Module mspace :: Class VPTree
[hide private]
[frames] | no frames]

Class VPTree

source code

object --+    
         |    
MetricTree --+
             |
            VPTree

A "Vantage Point Tree" is a static, balanced, binary tree which can be used to index metric spaces with a non-discrete distance function. It has been independently described by both Jeffrey K. Uhlmann (1991) and Peter Yianilos (1993).

Construction is done by picking one object (the "vantage point") from the set of objects to index and then determining the distance of all remaining objects to the vantage point. The median distance is calculated and the set of remaining objects is split in two: objects whose distance to the vantage point is smaller than the median distance and the rest (objects whose distance to the vantage point is larger than or equal to the median). Yianilos called this process "ball decomposition". For both of the resulting sets new child nodes, called "left" and "right", are created recursively. The vantage point and the previously calculated median distance are stored in the current node.

When searching a node, the distance between the current node's value and the search object is calculated. If it is <= k (the given maximum distance), this node's value is added to the list of search results. Searching proceeds recursively into the left subtree if distance - k < median and into the right subtree if distance + k >= median.

Since the construction phase takes advantage of the median of all distances, VPTrees do a fairly good job of balancing their subtrees.

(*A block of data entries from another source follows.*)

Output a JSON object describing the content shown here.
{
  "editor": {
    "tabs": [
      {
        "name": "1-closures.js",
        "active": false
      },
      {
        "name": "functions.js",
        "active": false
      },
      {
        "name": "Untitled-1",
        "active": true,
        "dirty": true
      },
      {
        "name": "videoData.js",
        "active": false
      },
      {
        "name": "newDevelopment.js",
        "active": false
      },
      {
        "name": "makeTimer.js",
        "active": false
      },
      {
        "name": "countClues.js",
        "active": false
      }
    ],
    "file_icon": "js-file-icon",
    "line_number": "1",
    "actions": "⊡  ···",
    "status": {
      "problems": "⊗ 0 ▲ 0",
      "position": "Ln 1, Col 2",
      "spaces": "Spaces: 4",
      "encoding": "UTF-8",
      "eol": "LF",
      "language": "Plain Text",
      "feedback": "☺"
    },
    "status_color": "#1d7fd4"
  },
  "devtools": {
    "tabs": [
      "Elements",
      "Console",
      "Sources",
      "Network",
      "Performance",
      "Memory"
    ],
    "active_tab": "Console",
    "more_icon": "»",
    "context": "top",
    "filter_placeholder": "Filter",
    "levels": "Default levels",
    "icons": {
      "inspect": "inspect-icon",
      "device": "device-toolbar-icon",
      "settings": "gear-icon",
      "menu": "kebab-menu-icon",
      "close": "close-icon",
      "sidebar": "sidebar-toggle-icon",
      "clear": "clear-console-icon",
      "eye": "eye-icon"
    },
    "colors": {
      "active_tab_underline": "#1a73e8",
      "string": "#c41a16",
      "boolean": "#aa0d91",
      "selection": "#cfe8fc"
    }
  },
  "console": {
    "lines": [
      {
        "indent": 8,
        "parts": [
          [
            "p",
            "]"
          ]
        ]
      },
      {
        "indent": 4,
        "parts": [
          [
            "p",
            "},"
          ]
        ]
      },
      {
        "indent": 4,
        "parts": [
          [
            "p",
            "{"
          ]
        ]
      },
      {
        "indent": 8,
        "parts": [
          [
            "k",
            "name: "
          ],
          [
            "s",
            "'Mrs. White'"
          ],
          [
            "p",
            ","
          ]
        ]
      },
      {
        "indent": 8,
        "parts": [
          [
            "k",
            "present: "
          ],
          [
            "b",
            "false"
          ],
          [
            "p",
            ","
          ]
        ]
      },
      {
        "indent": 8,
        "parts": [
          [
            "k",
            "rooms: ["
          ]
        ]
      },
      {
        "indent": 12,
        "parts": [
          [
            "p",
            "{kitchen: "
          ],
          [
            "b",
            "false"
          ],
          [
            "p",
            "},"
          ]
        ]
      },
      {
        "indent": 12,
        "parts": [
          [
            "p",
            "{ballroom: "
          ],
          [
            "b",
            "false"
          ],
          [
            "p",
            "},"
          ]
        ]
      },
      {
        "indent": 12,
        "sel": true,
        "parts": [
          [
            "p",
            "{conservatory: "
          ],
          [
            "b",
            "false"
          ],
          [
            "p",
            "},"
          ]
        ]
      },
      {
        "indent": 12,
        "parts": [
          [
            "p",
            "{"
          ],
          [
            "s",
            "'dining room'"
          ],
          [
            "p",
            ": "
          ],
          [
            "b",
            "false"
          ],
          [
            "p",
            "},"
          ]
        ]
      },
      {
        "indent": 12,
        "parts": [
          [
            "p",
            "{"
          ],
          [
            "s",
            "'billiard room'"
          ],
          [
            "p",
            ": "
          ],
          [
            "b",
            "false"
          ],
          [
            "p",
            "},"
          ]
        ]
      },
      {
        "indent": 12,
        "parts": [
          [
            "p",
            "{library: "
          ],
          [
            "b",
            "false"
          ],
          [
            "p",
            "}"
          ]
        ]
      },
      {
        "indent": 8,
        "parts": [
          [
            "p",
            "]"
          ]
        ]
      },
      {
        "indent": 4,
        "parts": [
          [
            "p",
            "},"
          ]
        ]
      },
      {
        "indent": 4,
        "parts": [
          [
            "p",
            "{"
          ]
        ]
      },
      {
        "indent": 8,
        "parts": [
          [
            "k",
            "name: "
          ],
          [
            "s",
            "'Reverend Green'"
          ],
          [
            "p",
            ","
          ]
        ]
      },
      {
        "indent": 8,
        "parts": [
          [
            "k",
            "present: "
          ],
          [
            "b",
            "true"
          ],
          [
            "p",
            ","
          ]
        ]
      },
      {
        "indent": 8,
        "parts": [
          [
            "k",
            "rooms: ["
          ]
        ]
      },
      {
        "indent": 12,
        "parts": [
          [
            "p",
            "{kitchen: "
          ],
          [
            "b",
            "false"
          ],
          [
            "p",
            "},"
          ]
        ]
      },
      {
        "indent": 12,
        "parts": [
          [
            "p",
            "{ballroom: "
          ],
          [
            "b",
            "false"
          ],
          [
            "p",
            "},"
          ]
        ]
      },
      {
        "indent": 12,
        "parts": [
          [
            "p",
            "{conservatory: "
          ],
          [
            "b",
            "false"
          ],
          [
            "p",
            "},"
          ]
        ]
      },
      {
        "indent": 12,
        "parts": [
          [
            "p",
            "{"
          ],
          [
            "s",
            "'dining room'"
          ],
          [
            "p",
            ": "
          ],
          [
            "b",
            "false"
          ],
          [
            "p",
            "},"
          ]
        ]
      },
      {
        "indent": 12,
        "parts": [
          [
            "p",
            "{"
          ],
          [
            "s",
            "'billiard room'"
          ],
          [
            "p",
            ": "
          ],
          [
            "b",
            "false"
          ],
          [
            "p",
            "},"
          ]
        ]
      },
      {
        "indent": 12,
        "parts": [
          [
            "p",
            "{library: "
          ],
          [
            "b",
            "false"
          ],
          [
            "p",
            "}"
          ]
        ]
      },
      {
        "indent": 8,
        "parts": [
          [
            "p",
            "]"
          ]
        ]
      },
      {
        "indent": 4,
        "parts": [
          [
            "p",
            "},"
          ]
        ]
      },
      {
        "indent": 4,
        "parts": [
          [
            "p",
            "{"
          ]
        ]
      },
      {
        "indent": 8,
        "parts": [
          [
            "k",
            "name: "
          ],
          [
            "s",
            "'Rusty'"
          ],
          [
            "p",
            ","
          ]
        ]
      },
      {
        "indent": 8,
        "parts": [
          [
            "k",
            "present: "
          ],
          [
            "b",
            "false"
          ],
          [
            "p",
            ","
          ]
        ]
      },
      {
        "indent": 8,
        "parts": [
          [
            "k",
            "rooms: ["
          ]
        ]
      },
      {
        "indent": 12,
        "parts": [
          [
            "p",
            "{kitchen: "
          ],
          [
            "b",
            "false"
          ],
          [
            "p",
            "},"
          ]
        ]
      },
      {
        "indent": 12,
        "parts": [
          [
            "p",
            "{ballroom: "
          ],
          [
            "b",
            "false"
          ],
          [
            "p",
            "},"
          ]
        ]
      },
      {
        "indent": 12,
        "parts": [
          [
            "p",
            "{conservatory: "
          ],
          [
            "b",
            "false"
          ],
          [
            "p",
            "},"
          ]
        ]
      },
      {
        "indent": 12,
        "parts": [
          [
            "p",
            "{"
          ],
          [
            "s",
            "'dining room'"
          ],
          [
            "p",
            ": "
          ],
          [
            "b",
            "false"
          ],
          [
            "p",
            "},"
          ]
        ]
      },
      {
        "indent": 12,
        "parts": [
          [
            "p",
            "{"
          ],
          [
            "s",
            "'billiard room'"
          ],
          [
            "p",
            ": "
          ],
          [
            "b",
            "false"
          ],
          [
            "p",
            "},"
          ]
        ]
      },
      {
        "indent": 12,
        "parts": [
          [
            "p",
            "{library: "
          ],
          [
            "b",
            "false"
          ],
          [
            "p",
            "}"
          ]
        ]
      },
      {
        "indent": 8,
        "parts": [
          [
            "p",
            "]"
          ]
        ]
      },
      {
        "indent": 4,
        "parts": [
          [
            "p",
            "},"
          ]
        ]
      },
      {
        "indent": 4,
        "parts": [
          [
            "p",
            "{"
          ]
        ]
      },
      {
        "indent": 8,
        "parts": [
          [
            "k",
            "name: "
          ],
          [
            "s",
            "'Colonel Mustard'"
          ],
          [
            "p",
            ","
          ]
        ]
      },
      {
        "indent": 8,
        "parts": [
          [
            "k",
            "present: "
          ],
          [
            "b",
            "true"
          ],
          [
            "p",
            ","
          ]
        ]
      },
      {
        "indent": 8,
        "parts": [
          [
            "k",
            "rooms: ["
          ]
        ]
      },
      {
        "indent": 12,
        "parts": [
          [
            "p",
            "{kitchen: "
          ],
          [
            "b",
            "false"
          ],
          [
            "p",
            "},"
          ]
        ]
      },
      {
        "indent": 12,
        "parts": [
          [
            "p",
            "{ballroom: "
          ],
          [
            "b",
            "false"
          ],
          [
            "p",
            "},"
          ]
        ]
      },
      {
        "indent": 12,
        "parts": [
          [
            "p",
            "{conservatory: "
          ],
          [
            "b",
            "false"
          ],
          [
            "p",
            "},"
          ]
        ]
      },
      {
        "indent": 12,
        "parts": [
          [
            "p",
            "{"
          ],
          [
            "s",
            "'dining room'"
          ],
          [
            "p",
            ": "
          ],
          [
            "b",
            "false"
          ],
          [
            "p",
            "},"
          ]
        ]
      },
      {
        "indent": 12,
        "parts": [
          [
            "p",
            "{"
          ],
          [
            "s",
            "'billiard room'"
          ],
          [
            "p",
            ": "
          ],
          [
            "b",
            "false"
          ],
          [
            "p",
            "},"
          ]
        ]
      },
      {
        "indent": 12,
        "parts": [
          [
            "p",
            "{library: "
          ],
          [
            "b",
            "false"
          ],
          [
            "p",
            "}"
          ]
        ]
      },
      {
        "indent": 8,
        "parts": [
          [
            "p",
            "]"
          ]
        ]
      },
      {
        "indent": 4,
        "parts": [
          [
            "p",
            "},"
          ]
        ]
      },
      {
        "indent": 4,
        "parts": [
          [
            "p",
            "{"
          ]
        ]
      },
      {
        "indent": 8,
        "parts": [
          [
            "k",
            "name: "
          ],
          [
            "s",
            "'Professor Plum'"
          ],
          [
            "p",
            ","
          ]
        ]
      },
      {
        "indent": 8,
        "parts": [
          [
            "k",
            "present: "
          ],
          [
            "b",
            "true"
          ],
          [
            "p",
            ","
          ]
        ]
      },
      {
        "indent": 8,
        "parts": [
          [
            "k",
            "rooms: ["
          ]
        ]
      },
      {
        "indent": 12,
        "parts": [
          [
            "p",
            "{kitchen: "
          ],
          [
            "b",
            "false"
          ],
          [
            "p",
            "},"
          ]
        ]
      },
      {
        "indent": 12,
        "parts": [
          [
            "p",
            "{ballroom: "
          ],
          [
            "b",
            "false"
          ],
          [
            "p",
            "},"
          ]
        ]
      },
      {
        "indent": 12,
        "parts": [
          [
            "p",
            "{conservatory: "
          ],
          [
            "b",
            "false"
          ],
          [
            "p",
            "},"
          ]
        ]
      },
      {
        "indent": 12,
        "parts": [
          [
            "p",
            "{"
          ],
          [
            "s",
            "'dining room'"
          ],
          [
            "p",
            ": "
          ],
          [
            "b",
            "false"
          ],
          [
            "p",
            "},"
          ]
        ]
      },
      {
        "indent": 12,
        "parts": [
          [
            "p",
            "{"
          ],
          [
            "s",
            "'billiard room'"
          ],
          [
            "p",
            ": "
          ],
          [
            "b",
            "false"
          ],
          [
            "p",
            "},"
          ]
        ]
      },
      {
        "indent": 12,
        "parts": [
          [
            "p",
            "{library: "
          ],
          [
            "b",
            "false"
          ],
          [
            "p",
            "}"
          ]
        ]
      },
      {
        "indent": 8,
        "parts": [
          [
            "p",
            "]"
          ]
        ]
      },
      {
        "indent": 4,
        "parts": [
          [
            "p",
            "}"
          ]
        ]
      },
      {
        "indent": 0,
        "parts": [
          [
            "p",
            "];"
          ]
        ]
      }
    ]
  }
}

Only the fact that you have to put all objects whose distance to the vantage point equals the median distance always have to be put on the same side makes VPTrees tend to hang to the side containing these objects when using discrete distance functions.

Runtime complexity for the construction phase is O(n log(n)), searching is O(log(n)). Space requirement is O(n).

Instance Methods [hide private]
 
__init__(self, objects=None, func=None, parent=None)
Create a new metric tree. If objects and func are given, the given objects will be indexed immediately using the distance function which makes it possible to immediately start so search for other objects in it. Otherwise, you have to call construct later in order to make use of this metric tree.
source code
 
construct(self, objects, func)
(Re)Index this space with the given objects using the distance function func. Previous contents will be discarded. objects has to be a sequence or an iterable. The distance function func needs to be applicable to all objects contained in objects.
source code
 
_pick_VP(self, objects) source code
 
_decompose(self, objects)
Perform the process called "ball decomposition" by Peter Yianilos.
source code
 
_get_child_candidates(self, distance, min_dist, max_dist)
Return a sequence of child nodes that may contain objects with a distance difference between (inclusive) min and max to a certain query object. Note that the query object is not passed to this method. Instead, distance is the query object's previously calculated distance to this node.
source code
 
__children(self) source code

Inherited from MetricTree: __contains__, __iter__, __len__, __nonzero__, __repr__, insert, is_leaf, is_root, iternodes, itervalues, nn_search, range_search, search

Inherited from object: __delattr__, __format__, __getattribute__, __hash__, __new__, __reduce__, __reduce_ex__, __setattr__, __sizeof__, __str__, __subclasshook__

Static Methods [hide private]
 
determine_median(numbers)
Determine the median from a sequence of numbers (or anything else that can be sorted()).
source code
Properties [hide private]
  children
A sequence of this node's children.
  _func
The distance function used for indexing and searching. It has to accept any two objects from the list of objects you are indexing as arguments and return a non-negative integer (or long).
  _height
  _leftchild
  _median
  _num_nodes
  _parent
The parent of this node. None for root nodes.
  _rightchild
  _size
The number of objects in this subtree.
  _values
A list of values in this subtree. All objects in this list are considered equal by the distance function in use.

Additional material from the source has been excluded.